Prepare for Success
July 9, 2014
When I left CVS, I felt the first drops of rain. Only an hour or so earlier, it had seemed like a beautiful summer day with no clouds in sight. When I got to Chipotle, where I had planned to grab some dinner, it was coming down steady. By the time I ordered, paid, and waited for the woman at the checkout to finally notice I was standing there and hand me my food, it was pouring.
It was only a few blocks back to my apartment, but by the time I was halfway there, my T-shirt was soaked and I was starting to feel a pretty strong desire to just run the rest of the way home, brown paper Chipotle bag clutched in hand. Instead, I felt a wet, slimy tear, heard a splash-plop and saw my burrito bowl hit the sidewalk. The bag had been reduced to a brown blob by the rain. Inside, I wanted to cry (or maybe scream), but I grabbed my bowl up off the sidewalk, glanced at the woman staring at me from the shelter of a building, and threw my fork, napkins and what was left of the paper bag into the nearest trash bin.
I wasn’t very prepared this evening. I paid for it, but the price could have been dearer still. The contents of my bowl could have spilled out onto the sidewalk, or I could have been in my work clothes instead of my workout ones. If I had checked the weather report, I would have known what was coming, and if I had brought an umbrella with me, I probably would have arrived at home with an intact brown paper bag.

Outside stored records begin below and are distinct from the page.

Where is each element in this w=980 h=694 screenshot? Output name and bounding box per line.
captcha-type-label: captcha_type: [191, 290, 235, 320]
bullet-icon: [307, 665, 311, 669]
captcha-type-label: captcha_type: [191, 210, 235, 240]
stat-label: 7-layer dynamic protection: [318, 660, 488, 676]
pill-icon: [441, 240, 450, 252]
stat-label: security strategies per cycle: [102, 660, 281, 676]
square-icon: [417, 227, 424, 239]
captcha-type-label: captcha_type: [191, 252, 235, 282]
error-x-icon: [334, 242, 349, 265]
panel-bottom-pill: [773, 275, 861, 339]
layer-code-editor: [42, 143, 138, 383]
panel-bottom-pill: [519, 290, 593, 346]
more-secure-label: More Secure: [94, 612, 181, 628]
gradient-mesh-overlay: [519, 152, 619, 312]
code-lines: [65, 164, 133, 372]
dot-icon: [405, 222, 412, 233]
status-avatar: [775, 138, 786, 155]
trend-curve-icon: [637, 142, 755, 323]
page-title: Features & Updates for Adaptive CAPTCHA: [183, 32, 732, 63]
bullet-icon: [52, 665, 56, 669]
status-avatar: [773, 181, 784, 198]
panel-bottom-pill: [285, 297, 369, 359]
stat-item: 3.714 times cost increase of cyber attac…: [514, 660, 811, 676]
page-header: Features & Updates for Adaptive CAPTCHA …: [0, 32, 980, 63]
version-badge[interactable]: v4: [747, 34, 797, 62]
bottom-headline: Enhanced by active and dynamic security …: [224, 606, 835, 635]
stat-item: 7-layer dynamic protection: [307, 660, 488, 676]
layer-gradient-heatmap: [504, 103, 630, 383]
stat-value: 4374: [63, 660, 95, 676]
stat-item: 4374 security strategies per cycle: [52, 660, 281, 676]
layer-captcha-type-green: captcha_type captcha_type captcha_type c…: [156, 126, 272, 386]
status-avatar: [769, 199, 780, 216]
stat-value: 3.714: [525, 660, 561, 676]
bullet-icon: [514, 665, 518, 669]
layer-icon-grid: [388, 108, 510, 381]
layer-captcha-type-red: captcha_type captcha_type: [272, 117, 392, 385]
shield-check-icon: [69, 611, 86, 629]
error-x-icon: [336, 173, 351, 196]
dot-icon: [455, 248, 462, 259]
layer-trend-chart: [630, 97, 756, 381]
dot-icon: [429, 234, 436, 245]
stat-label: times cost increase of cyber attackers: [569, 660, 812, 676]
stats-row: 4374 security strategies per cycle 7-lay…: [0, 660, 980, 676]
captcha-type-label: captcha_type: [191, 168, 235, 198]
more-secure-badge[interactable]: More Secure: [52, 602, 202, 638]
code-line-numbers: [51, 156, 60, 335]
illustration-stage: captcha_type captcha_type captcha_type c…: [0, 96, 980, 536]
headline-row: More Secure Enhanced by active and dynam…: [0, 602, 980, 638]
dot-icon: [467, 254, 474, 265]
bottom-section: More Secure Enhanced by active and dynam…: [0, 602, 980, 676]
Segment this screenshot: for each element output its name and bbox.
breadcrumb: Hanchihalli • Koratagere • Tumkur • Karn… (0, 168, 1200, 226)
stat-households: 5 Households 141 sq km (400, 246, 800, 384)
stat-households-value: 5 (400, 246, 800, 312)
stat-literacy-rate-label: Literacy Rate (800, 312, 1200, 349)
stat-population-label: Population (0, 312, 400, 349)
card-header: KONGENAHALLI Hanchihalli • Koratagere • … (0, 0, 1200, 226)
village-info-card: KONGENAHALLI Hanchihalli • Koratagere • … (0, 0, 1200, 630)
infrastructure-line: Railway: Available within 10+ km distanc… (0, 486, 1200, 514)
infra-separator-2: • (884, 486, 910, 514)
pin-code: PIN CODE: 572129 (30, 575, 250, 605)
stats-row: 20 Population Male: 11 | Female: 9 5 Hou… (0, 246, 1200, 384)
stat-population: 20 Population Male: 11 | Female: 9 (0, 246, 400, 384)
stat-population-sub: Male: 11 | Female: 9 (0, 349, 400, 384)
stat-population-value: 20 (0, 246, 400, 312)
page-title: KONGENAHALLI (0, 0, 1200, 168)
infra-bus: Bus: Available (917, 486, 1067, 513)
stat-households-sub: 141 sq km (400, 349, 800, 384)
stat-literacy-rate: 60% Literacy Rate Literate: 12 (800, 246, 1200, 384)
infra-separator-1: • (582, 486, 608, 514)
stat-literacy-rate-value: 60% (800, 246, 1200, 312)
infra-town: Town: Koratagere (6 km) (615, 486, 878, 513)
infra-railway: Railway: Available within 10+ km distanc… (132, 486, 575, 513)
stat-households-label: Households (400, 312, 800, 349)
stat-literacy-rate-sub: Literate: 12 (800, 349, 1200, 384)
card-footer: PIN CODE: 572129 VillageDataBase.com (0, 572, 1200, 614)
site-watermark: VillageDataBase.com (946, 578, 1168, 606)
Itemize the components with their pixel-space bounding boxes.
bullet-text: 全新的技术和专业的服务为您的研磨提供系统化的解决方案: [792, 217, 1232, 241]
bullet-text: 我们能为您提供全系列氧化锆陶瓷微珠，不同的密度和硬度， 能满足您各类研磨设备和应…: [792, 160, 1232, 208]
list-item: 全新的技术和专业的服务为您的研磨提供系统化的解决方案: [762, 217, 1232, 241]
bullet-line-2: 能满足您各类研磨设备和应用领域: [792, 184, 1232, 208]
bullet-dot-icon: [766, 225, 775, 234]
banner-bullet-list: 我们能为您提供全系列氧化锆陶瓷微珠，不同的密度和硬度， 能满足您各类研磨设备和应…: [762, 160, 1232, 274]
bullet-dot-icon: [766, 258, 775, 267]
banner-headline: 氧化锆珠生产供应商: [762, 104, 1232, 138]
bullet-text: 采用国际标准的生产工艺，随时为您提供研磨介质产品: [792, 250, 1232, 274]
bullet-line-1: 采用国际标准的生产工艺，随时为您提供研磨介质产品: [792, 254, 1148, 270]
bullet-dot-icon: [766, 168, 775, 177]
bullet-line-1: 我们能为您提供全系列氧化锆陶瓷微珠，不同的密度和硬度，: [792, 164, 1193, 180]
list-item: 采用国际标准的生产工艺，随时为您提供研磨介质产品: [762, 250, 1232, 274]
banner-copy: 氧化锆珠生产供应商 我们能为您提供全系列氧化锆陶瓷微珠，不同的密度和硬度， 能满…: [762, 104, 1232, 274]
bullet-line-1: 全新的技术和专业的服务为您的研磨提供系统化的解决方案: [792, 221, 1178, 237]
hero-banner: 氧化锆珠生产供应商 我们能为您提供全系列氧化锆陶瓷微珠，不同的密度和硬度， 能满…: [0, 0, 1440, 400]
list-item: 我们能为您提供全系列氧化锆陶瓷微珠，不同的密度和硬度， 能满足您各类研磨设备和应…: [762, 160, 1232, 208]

The last couple of years of hard work on improving my health and fitness have taught me that success depends on preparedness. Whether it’s at the grocery store buying the next day’s dinner, making sandwiches the night before to take to work for lunch, or scheduling a workout around a dinner date, planning ahead helps pave the way for keeping your word to yourself and achieving the things you’ve set out to achieve.
Being prepared is almost like giving your future self a willpower boost. In a moment of weakness, we often do what is expedient instead of what aligns with our values, our long-term best interests. It’s easy to just give in, tell ourselves we’ll do better tomorrow. But that tomorrow never comes without today’s self being willing to take steps to make that tomorrow a reality, and that involves setting things up so that it’s so hard to fail, it’s almost impossible.
When you’ve brought your sandwiches to work and they’re sitting there staring you in the face, it will probably be harder to justify throwing them out and spending money on Chinese take-out instead.
So prepare for success. And go make yourself some sandwiches.